The spin-orbit coupling (SOC) effect has been known to be profound in onolayer pristine transition metal dichalcogenides (TMDs). Here we show that point defects, which are omnipresent in the TMD membranes, exhibit even stronger SOC effects and change the physics of the host materials drastically. In this article we chose the representative monolayer WS2 slabs from the TMD family together with seven typical types of point defects including monovacancies, interstitials, and antisites. We calculated the formation energies of these defects, and studied the effect of spin-orbit coupling (SOC) on the corresponding defect states. We found that the S monovacancy (VS) and S interstitial (adatom) have the lowest formation energies. In the case of VS and both of the WS and WS2 antisites, the defect states exhibit strong splitting up to 296 meV when SOC is considered.
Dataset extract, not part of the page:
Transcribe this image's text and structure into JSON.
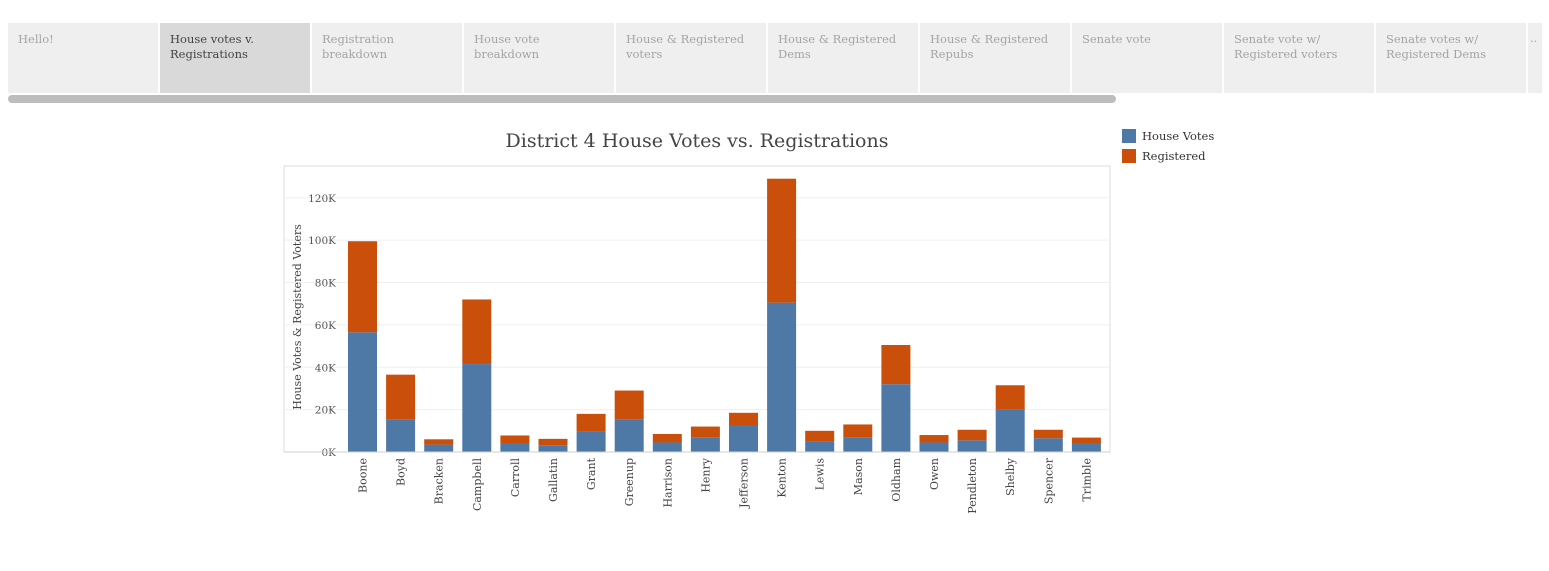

Depending on the relative position of the defect state with respect to the conduction band minimum (CBM), the hybrid functional HSE will either increase the splitting by up to 60 meV (far from CBM), or decrease the splitting by up to 57 meV (close to CBM). Furthermore, we found that both the WS and WS2 antisites possess a magnetic moment of 2 μB localized at the antisite W atom and the neighboring W atoms. The dependence of SOC on the orientation of the magnetic moment for the WS and WS2 antisites is discussed. All these findings provide insights in the defect behavior under SOC and point to possibilities for spintronics applications for TMDs.